Some reoccurring characters and themes from the handheld games appear, but Rune Factory: Frontier is an entirely new adventure on its own. In the beginning, Raguna (the young lad who's the main character from the earlier games) ventures into the small town of Trampoli in search of Mist, the girl who saved him and became a close friend in the original game. It turns out a strange voice was calling to Mist in her dreams, and she had left in hopes of discovering the nature of these nocturnal visions. The two decide to settle in Trampoli, where you'll work to build your thriving homestead, get to know and help the local citizens, explore nearby caves and dungeons, and seek out the source of Mist's strange dreams. Though the game takes place in a fantasy-themed realm full of monsters and magic, it's still very much a Harvest Moon game through and through.
Every second that passes in real time amounts to a minute of in-game time. Day eventually turns to night, requiring you to get some rest, and the months and seasons gradually change. Each day you're given a set amount of stamina that's consumed in small quantities every time you do physical activities like gardening, cooking, mining, battle, and more. This limits the amount of activities you can do in a given day, but stamina can also be replenished by eating, bathing, and sleeping. Exactly how you choose to spend each day is up to you. Interacting with certain characters in various situations, meeting certain goals, and reaching stat benchmarks often triggers cutscenes and opens up opportunities to advance the story.

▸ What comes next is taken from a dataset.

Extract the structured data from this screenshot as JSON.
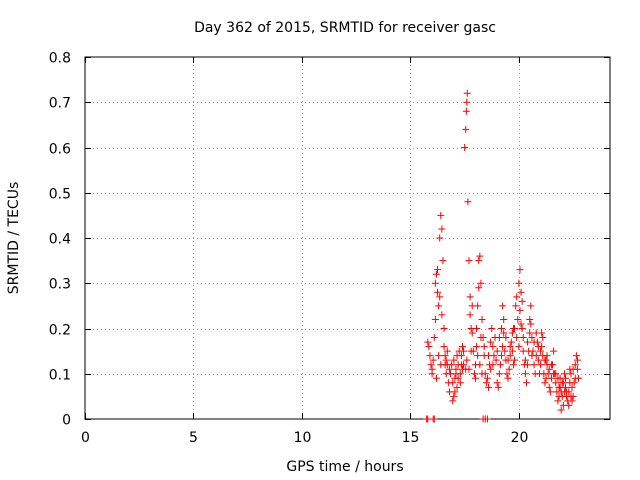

The game lets you progress at your own pace and tackle tasks as you see fit. You'll likely find yourself dividing your time evenly between the traditional farming and social sim elements and the newer exploration and battle aspects of Rune Factory.
Like most Harvest Moon titles, you're given a meager abode, a plot of tillable land, and the freedom to do what you wish. Gathering the proper tools (a watering can to garden with, a hoe to till the soil, a hammer to break rocks, an axe to chop wood, etc.) by getting to know the townspeople, you can engage in many of the traditional homestead-centered activities long-time fans are accustomed to. Sowing seeds and tending the garden daily eventually produces seasonal crops that are good for cooking recipes, eating, selling, and giving away as gifts. You can also spend time fishing, building romantic and non-romantic relationships (and eventually get married), improving your home, foraging for resources, exploring the town limits and realms beyond, raising animals (monsters, actually), and seemingly countless other activities.
Rune Factory's controls are more functional than Tree of Tranquility's, affording a greater level of accuracy in gardening and other activities. They take a little time to get used to. Some optional motion control elements for combat and using tools are worked in as replacements for button presses, but they all encompass waggling the Wii Remote or Nunchuk in a similar manner to engage all of the tasks. They're not particularly well implemented, yet they don't really hurt the gameplay. At least it's slightly harder to trigger them by accident.